Code is a poetry

Transient Data Structures in Clojure

Posted at — Jul 8, 2021

Although in Clojure we strictly adhere to the idea of immutability we still have an option to work with mutable data structures.

Transient (mutable) data structures can be used when we are working with large data sets. It may give our application a significant performance boost.

Function transient is used to make immutable data structure mutable. We then perform the necessary calculations (operations) and convert it back to mutable structure with the function persistent! In detail, it is done by copying the data structure to the transient version of it and then copying it back to immutable. Clojure itself performs mutation on data structures; for example, when we call a function assoc. While the data structure is in a mutable state it is encapsulated from the outside application logic in the function.

Transient data structures are created from the existing persistent data structures. While Clojure vectors, maps and sets are supported, lists are excluded since there is no performance benefit of making them mutable.

Transients are supporting read-only functions of its immutable versions. For example, you can call nth, get, count on a transient vector. But we cannot use persistent functions of the source data structure. Calling assoc or conj on the transient vector will throw an exception. In their mutable state maps, sets and vectors have their own alternative functions to perform operations. Function names are similar to their persistent versions, only the ! sign is added to the name to signify the mutation, for example assoc!, conj!

Let’s write some code it in the REPL. The function vrange is used to generate some values and store them in an immutable vector. vrange-t has a similar functionality but uses the transient vector to store values.

We use macros time to check how long the function runs to perform our calculations.

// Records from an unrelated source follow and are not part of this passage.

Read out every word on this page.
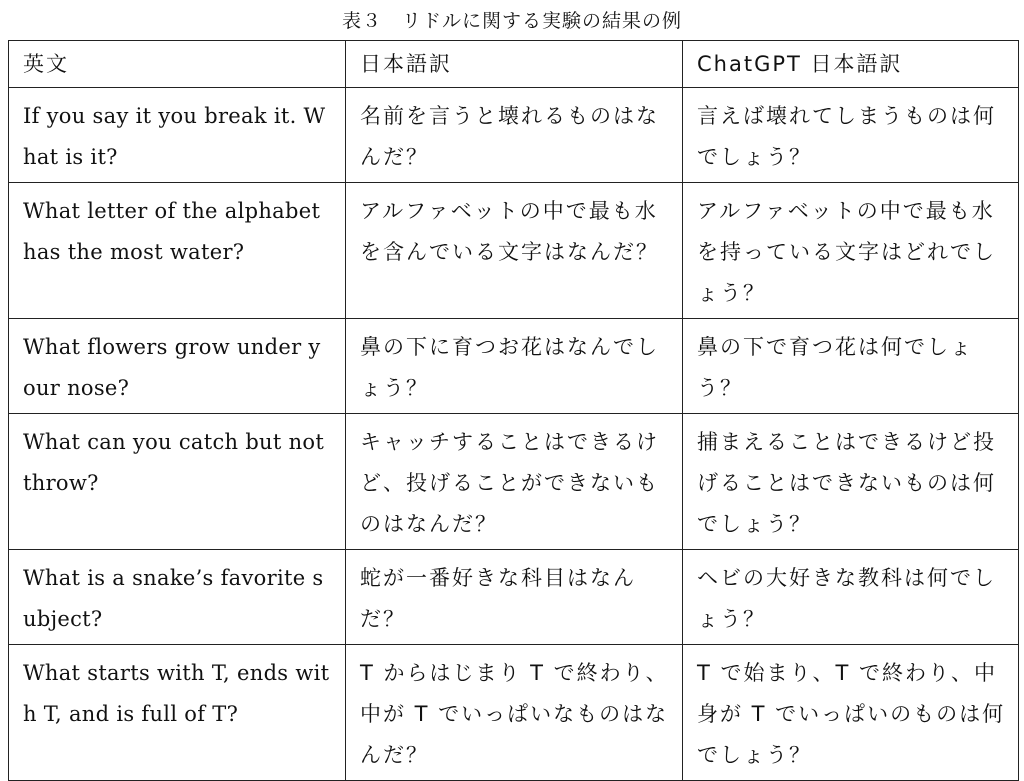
表３　リドルに関する実験の結果の例
英文	日本語訳	ChatGPT 日本語訳
If you say it you break it. What is it?	名前を言うと壊れるものはなんだ？	言えば壊れてしまうものは何でしょう？
What letter of the alphabet has the most water?	アルファベットの中で最も水を含んでいる文字はなんだ？	アルファベットの中で最も水を持っている文字はどれでしょう？
What flowers grow under your nose?	鼻の下に育つお花はなんでしょう？	鼻の下で育つ花は何でしょう？
What can you catch but not throw?	キャッチすることはできるけど、投げることができないものはなんだ？	捕まえることはできるけど投げることはできないものは何でしょう？
What is a snake’s favorite subject?	蛇が一番好きな科目はなんだ？	ヘビの大好きな教科は何でしょう？
What starts with T, ends with T, and is full of T?	T からはじまり T で終わり、中が T でいっぱいなものはなんだ？	T で始まり、T で終わり、中身が T でいっぱいのものは何でしょう？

For cleaner result in the REPL we can wrap a function call with a do expression to prevent the returning of the generated vector.

(defn vrange [n]
  (loop [i 0 v []]
    (if (< i n)
      (recur (inc i) (conj v i))

(defn vrange-t [n]
  (loop [i 0 v (transient [])]
    (if (< i n)
      (recur (inc i) (conj! v i))
      (persistent! v))))

;; almost twice as fast with transient
(time (do (vrange 1000000) 0))    ; on average 46 ms
(time (do (vrange-t 1000000) 0))  ; on average 24 ms

What if we use a JavaScript array in the ClojureScript environment instead? The tagged literal #js will create a JS data structure (an array in our case). .push adds elements to our array. A function js->clj is used to convert JS array to the Clojure vector. (Correction: js->clj is not optimized for speed so for performance testing we should use vec function instead.)

;; ClojureScript
(defn vrange-j [n]
  (loop [i 0 v #js []]
    (if (< i n)
      (recur (inc i) (do (.push v i) v))
      (vec v))))

(time (do (vrange-j 1000000) 0))	; on average 55 ms, slowest result

As we can see from our experiments in the REPL, when used properly in the code, transient data structures give us a substantial performance improvement.